“Ancestral Modern: Australian Aboriginal Art from the Kaplan & Levi Collection” Opens June 23 at the Frist Center
The Frist Center for the Visual Arts presents Ancestral Modern: Australian Aboriginal Art from the Kaplan & Levi Collection, an exhibition that explores the flourishing of indigenous Australian painting and sculpture that has occurred since the 1970s. On view in the Upper-Level Galleries from June 23 through October 15, 2017, the exhibition celebrates the artistic traditions of the oldest continuous culture on earth. Ancestral Modern: Australian Aboriginal Art from the Kaplan & Levi Collection is organized by the American Federation of Arts and the Seattle Art Museum.

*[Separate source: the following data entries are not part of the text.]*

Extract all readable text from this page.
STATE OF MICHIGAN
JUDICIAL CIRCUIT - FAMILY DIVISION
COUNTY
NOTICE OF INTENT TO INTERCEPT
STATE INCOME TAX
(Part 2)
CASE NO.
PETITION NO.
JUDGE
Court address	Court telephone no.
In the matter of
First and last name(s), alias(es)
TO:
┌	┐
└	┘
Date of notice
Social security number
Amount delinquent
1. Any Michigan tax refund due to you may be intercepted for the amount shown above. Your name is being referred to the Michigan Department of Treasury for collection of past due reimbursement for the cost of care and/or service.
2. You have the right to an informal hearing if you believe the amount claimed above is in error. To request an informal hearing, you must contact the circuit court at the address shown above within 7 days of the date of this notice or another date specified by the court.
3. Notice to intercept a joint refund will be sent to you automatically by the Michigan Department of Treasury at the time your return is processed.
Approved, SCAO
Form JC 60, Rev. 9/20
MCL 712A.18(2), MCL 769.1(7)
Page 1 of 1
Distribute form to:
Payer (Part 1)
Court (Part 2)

For millennia, the indigenous peoples of Australia have painted on bodies, rocks and the ground as part of ceremonies. In recent decades, they have also been creating more portable, less ephemeral art on a variety of media to be shared with people outside their communities as a way of gaining recognition and respect for their laws and sacred beliefs. “The title of this exhibition, Ancestral Modern, refers to indigenous Australians’ reverence for their ancestors and their concept of time as an overlapping past, present, and future unity,” says Frist Center Curator Trinita Kennedy. “The title also relates to the fact that the works on view were all made within the last fifty years, yet are part of an artistic practice that dates back at least fifty thousand years.”
Ancestral Modern comprises fifty artworks: paintings on bark strips, hollow logs, and canvases, plus a small selection of sculptures made of grass, stoneware, and wood. The works are infused with an intense respect for nature. Common subjects include emus, kangaroos, and other animals unique to Australia, and traditional Aboriginal dietary staples, such as bush plums and desert raisins. Much of Australia is arid, and the precious waterholes around which life revolves are another recurring theme.

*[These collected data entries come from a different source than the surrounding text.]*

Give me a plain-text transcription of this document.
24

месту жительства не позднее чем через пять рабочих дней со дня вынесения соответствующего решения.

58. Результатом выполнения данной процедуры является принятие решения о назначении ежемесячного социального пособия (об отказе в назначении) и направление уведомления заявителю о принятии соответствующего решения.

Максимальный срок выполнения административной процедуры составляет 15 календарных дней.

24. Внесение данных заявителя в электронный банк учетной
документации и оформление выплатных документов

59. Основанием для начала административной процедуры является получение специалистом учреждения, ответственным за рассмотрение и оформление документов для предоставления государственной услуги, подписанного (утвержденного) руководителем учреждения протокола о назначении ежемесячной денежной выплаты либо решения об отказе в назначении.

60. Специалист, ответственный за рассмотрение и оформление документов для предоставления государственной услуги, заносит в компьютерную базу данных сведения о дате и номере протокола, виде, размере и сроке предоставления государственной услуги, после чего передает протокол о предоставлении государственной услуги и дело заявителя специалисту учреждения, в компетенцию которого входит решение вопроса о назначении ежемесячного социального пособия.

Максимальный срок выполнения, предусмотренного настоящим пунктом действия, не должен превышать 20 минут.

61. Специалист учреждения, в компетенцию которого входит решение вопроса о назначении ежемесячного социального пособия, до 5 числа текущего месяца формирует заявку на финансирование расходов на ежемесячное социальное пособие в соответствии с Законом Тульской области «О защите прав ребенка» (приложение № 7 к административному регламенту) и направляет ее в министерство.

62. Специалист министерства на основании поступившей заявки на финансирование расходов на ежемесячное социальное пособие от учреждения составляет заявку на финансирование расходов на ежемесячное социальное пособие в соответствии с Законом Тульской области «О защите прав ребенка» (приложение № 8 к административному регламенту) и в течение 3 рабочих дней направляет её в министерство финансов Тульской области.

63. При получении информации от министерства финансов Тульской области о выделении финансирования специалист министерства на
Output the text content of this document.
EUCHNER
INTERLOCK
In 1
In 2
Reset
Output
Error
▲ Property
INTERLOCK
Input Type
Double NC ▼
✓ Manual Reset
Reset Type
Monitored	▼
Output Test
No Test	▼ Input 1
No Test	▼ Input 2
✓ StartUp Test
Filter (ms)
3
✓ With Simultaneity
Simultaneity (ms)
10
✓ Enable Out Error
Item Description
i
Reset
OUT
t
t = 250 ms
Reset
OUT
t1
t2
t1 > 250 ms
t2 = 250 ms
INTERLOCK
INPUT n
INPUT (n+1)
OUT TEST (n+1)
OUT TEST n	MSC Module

In the late 1960s, decades of grassroots activism in Australia culminated in political changes that brought increased power and visibility to Aboriginal peoples. “The early 1970s marked the start of an artistic renaissance, fueled both by the end of government policies that demanded assimilation into white society and by the growing desire of Aboriginal artists to share their culture with the wider world,” says Kennedy.
Ancestral Modern is drawn entirely from the Kaplan & Levi Collection, built by husband and wife Robert Kaplan and Margaret Levi over many years of travel and research in Australia. The Seattle-based couple made their first joint visit to Sydney in 1991 and now travel there annually to buy works directly from artists or their communities with the aim of assembling a museum-quality collection of Aboriginal art. Today, they possess one of the finest collections of its kind in the United States and raise awareness and appreciation of Australian Aboriginal art by sharing artworks with the public through exhibitions and donations to museums.